There is something to be said for turning off electronics and disconnecting. I do not practice this often enough; I realize that I probably should. Currently I am participating in a music festival in Central Oregon, and I have difficulty making Internet and cell phone connections. Although there have been times when this seemed like a terrible thing, I have found that there are some gifts that can come from it.
For example, my life is a lot quieter and simpler. I do not have to deal with email or text messages very often, because so few of them get through or go out. I do not have messages flashing across the screens of my various electronic devices, so I am not distracted. I find that I concentrate a bit more now that there is more room in my head to contemplate and focus on what I am doing.

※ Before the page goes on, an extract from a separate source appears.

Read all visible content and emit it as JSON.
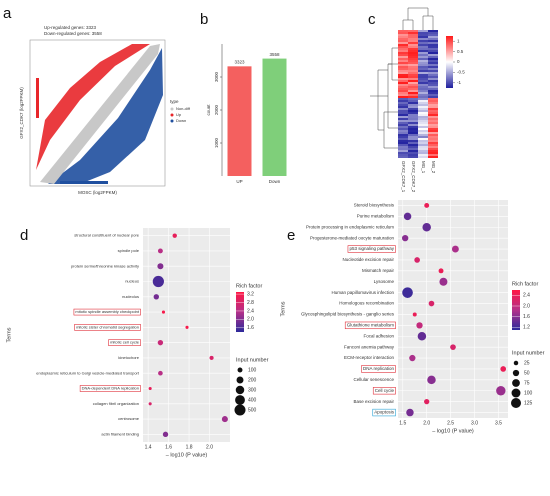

And is that not what a vacation should be like? I use the word "vacation" quite loosely since I am actually working at this music festival and quite hard, I might add. Because of the idyllic setting and top quality level of the musicians at the festival, I sometimes forget that I am working and think that I am vacationing as well.
I do turn on my electronic devices throughout the day, but I sense that I have somehow cut the cord between us. I tell myself that this is a good thing. I can practice contemplation, reflection, and quietness a little easier because the silence has expanded.
The festival ends this week, and I will return home in time to begin teaching the fall semester at the university and the studio. That is several days away though, and I will think about that later. For now, I will sit beside an open window, feel the breeze of the cool evening Oregon air, and listen for the sound of distant coyotes.
I will turn everything back on at the end of the week. Have a great week!